Dua fakta negara Eropa modern yang pernah memiliki prestasi dalam ajang piala eropa; Yugoslavia dan Uni Soviet hanyalah kenangan sejarah yang memberikan pembelajaran tentang pentingannya rasa kebangsaan dalam semua lini kehidupan anak bangsa Indonesia. Merujuk A Dictionary of Modern Written Arabic, kebangsaan adalah الجنسية bermakna nationality sementara untuk bangsa dipakai kata شعوب atau nation (Hans Wehr, 1976). Kebangsaan adalah ciri-ciri yang menandai golongan bangsa, kebangsaan dapat juga berarti kesadaran diri sebagai warga dari suatu bangsa, dan bangsa adalah kelompok masyakarat yang bersamaan dalam beberapa hal seperti keturunan, adat, bahasa, sejarah dan pemerintahannya (KBBI online).
Dalam kajian Islam klasik, kata bangsa ditemukan dalam ayat populer yaitu QS: al-Hujurat;13 dengan kata شعوب yang oleh Ibn Abbas (w. 68 H) dimaknai suku-suku yang besar, dan suku-suku (القبائل) tersebut adalah inti (al-Bukhariy, III, 1994) asal dari bangsa-bangsa tadi.

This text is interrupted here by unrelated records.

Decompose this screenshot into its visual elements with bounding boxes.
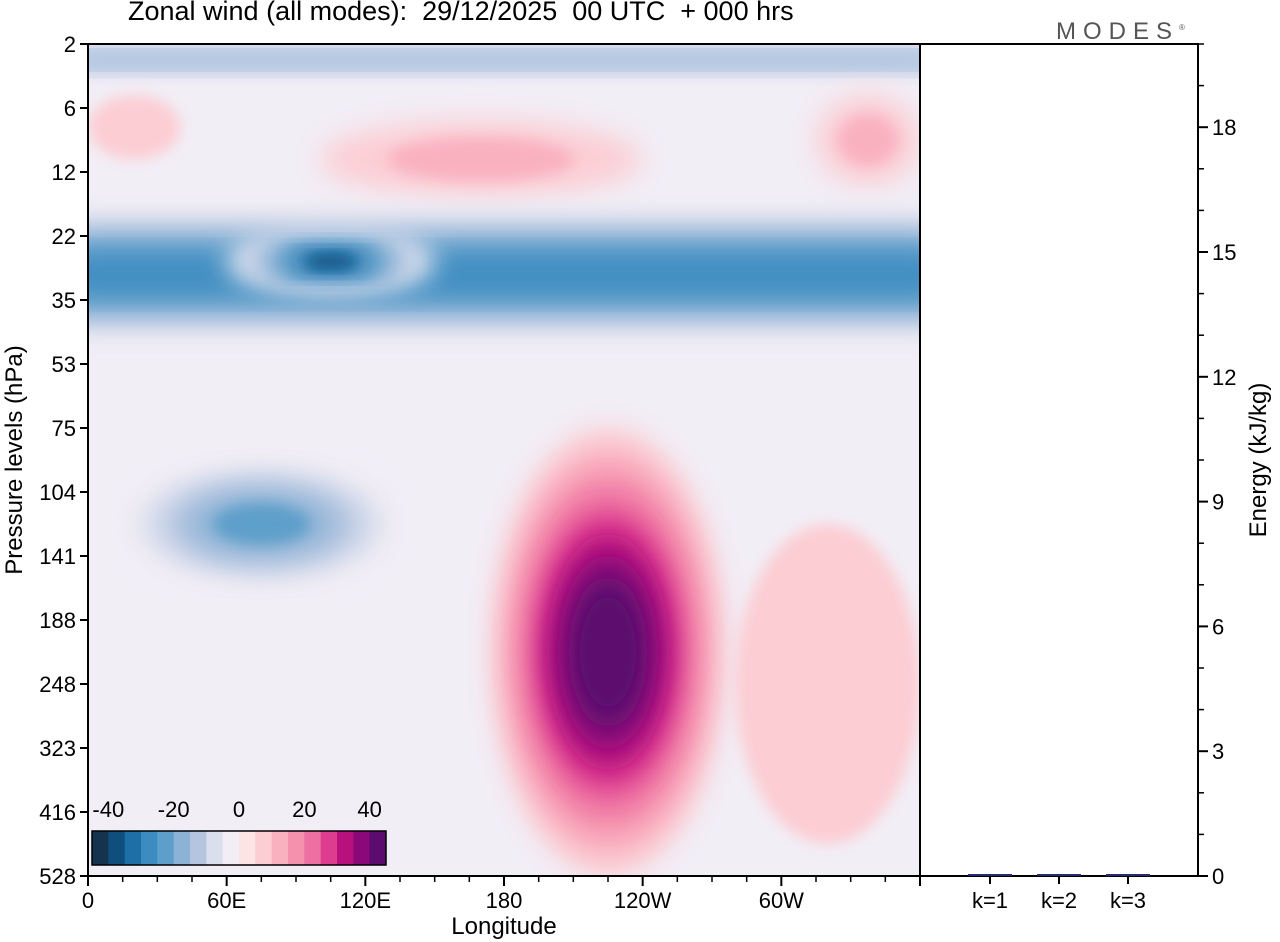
colorbar-swatch	[271, 831, 289, 865]
x-axis-label: Longitude	[451, 913, 556, 940]
y-tick-label: 188	[39, 608, 76, 633]
colorbar-swatch	[222, 831, 240, 865]
energy-tick-label: 15	[1212, 240, 1236, 265]
energy-panel: 0 3 6 9 12 15 18 k=1 k=2 k=3	[919, 43, 1236, 913]
colorbar-swatch	[108, 831, 126, 865]
y-tick-label: 528	[39, 864, 76, 889]
colorbar: -40 -20 0 20 40	[91, 797, 387, 866]
y-tick-label: 53	[52, 352, 76, 377]
colorbar-swatch	[157, 831, 175, 865]
colorbar-swatch	[320, 831, 338, 865]
energy-frame	[919, 43, 1199, 877]
colorbar-swatch	[92, 831, 109, 865]
y-tick-label: 22	[52, 224, 76, 249]
wind-contour-field	[88, 44, 920, 876]
energy-cat-label: k=2	[1041, 888, 1077, 913]
energy-axis-label: Energy (kJ/kg)	[1245, 383, 1272, 538]
energy-tick-label: 3	[1212, 739, 1224, 764]
energy-axis: 0 3 6 9 12 15 18	[1198, 43, 1236, 889]
x-tick-label: 60E	[207, 888, 246, 913]
energy-tick-label: 18	[1212, 115, 1236, 140]
contour-region	[735, 524, 920, 844]
y-tick-label: 104	[39, 480, 76, 505]
energy-tick-label: 6	[1212, 614, 1224, 639]
x-tick-label: 120E	[340, 888, 391, 913]
energy-bar	[1037, 874, 1081, 876]
brand-logo: MODES®	[1056, 18, 1185, 45]
contour-region	[304, 255, 358, 269]
colorbar-label: 40	[357, 797, 381, 822]
longitude-axis: 0 60E 120E 180 120W 60W	[82, 876, 921, 913]
colorbar-swatch	[124, 831, 142, 865]
y-tick-label: 416	[39, 800, 76, 825]
colorbar-swatch	[369, 831, 387, 865]
colorbar-label: 20	[292, 797, 316, 822]
y-tick-label: 12	[52, 160, 76, 185]
y-tick-label: 323	[39, 736, 76, 761]
colorbar-swatch	[239, 831, 256, 865]
y-tick-label: 6	[64, 96, 76, 121]
colorbar-label: -20	[158, 797, 190, 822]
energy-tick-label: 0	[1212, 864, 1224, 889]
energy-bar	[968, 874, 1012, 876]
y-axis-label: Pressure levels (hPa)	[1, 345, 28, 574]
contour-region	[579, 597, 637, 707]
energy-tick-label: 12	[1212, 365, 1236, 390]
y-tick-label: 2	[64, 32, 76, 57]
colorbar-label: -40	[92, 797, 124, 822]
colorbar-label: 0	[233, 797, 245, 822]
energy-cat-label: k=3	[1110, 888, 1146, 913]
y-tick-label: 141	[39, 544, 76, 569]
contour-region	[88, 95, 181, 160]
x-tick-label: 0	[82, 888, 94, 913]
energy-tick-label: 9	[1212, 490, 1224, 515]
contour-region	[838, 114, 898, 166]
colorbar-swatch	[337, 831, 354, 865]
energy-cat-label: k=1	[972, 888, 1008, 913]
colorbar-swatch	[173, 831, 191, 865]
colorbar-swatch	[206, 831, 224, 865]
colorbar-swatch	[190, 831, 207, 865]
colorbar-swatch	[353, 831, 371, 865]
colorbar-swatch	[255, 831, 273, 865]
x-tick-label: 60W	[759, 888, 804, 913]
colorbar-swatch	[304, 831, 322, 865]
colorbar-swatch	[141, 831, 158, 865]
contour-region	[213, 503, 310, 545]
contour-region	[88, 54, 920, 66]
x-tick-label: 120W	[614, 888, 672, 913]
energy-bar	[1106, 874, 1150, 876]
pressure-axis: 2 6 12 22 35 53 75 104 141 188 248 323 416 528	[39, 32, 88, 889]
y-tick-label: 248	[39, 672, 76, 697]
contour-region	[387, 137, 574, 182]
y-tick-label: 35	[52, 288, 76, 313]
colorbar-swatch	[288, 831, 305, 865]
contour-region	[88, 255, 920, 294]
x-tick-label: 180	[486, 888, 523, 913]
chart-title: Zonal wind (all modes): 29/12/2025 00 UT…	[128, 0, 794, 26]
y-tick-label: 75	[52, 416, 76, 441]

Menarik untuk diperhatikan, kata suku atau qabilah (قبيلة) berasal dari kata qabila (قبل) artinya menerima. Hal ini menunjukkan dalam hidup berbangsa dan bernegara tentu rasa kesadaran kebangsaan harus ada di dalam lubuk hati yang dalam dan praktek keseharian dari anak bangsa agar saling menerima perbedaan suku, ras, agama dan golongan. Untuk saling menerima pendapat yang berbeda, agar saling menerima kritikan dan usulan, agar saling menerima nasehat dan titah yang baik dan bermanfaat bagi masyarakat umum.

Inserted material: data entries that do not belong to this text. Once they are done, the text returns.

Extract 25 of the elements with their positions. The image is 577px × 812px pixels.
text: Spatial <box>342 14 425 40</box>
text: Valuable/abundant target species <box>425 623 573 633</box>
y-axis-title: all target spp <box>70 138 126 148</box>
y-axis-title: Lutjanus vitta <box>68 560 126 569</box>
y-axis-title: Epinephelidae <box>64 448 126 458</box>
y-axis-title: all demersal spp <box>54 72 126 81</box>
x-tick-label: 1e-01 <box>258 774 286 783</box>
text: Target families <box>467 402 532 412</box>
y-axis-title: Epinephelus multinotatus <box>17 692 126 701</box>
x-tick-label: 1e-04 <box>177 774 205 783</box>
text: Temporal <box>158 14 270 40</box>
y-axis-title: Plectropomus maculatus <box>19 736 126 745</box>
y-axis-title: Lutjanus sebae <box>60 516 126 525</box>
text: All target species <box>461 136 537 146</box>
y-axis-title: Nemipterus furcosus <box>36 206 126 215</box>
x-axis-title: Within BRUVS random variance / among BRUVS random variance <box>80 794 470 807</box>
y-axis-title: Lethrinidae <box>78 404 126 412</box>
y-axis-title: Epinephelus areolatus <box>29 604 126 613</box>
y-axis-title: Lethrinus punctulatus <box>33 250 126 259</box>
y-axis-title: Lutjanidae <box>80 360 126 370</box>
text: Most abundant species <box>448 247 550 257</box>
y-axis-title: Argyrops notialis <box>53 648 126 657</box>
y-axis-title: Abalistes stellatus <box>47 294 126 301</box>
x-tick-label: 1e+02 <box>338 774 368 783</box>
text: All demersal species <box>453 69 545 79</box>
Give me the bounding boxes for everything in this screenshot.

Dalam keterimaan di atas tentu ada ‘protokol’ agar semua berjalan dengan baik dan aman. Protokol dimaksud adalah kesadaran berbangsa, kesadaran berkelompok, kesadaran bertetangga dan sebagainya. Kesadaran yang muncul dari individu-individu akan tercipta kesadaran sosial kolektif. Dalam konteks kesadaran di masa pandemi, misalnya orang yang ‘merasa’ sakit atau bahkan sakit tentu ia tidak bergabung dengan orang lain, bukan karena mengisolir diri tapi demi kepentingan orang banyak. Demikian pula dengan bekerja sama dalam lingkungan masing-masing, dapat tercipta bila ada kesadaran. Dalam skala nasional, kesadaran menuntut setiap anak bangsa untuk menaaati aturan yang ditetapkan yang sesungguhnya untuk kemaslahatan bersama, dan pihak yang menentukan aturan tentu sudah harus memperhitungkan bagaimana aturan-aturan tersebut akan dapat berjalan dengan baik.

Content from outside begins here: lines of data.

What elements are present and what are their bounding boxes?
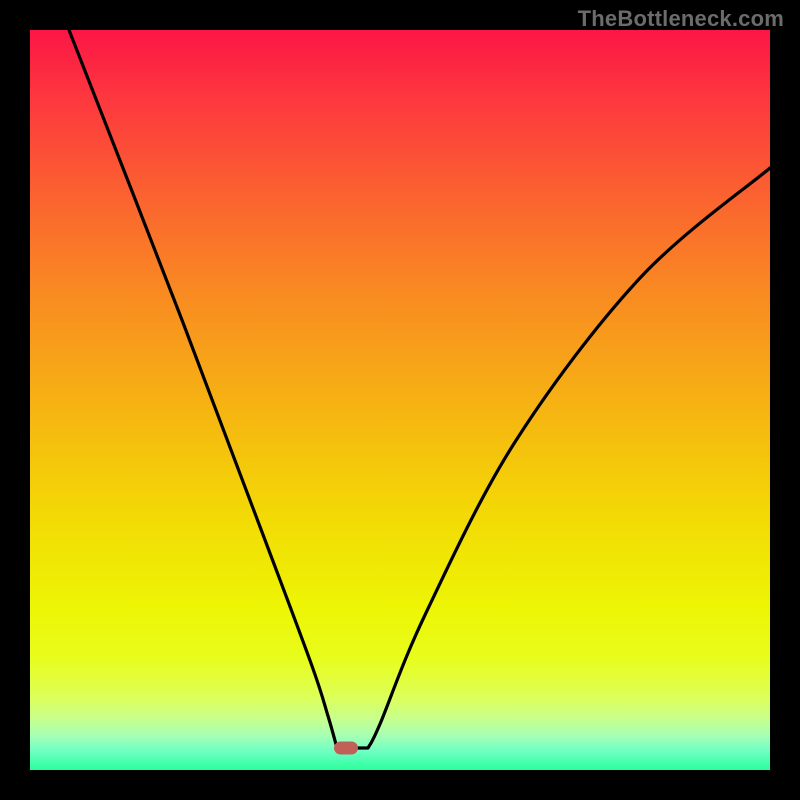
plot-area [30, 30, 770, 770]
optimal-point-marker [334, 742, 358, 755]
watermark-text: TheBottleneck.com [578, 6, 784, 32]
gradient-background [30, 30, 770, 770]
bottleneck-chart [30, 30, 770, 770]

Kesadaran kebangsaan dapat menjadi semakin kental, kuat dan menyatu bila dilandasi oleh: (1) Pembelajaran tentang perjuangan bangsa Indonesia, yang tak harus diartikan sebagai rentetan kronologis sejarah belaka, tapi lebih dari itu adalah implementasi perjuangan tersebut di masa kini. Gelora perjuangan pahlawan dahulu bila telah bercokol dalam hati, ide dan tindakan generasi milineal akan menimbulkan hal-hal positif untuk bangsa ini; (2) Perbedaan yang ada, termasuk perbedaan politik adalah sesuatu yang alami dan tidak harus disikapi dengan aneka provokasi maupun intimidasi. Pelajaran berharga dalam berbangsa dapat dikutip dari kata-kata pilu penulis Yugoslavia bahwa ia berasal (lahir) di negara yang sudah tidak ada (dilansir bbc news Indonesia, 2018); (3) event tertentu yang berskala global international seperti sepakbola. Olahraga ini banyak memberikan pelajaran tentang nasionalisme seperti terlihat di Piala Dunia dan Eropa, meski di sana banyak pula kisah sedih, fanatisme negatif selain ada pula euforia positif. Event ini mengajarkan kekompakkan sebuah tim, kerjasama, kepemimpinan, sportifitas, bahkan ‘ilmiah olahraga’ yang pada akhirnya mampu menjadi champion. Sepak bola dunia sesungguhnya telah ditunggu-ditunggu oleh anak bangsa Indonesia, demi melihat garuda berkibar perkasa di sana.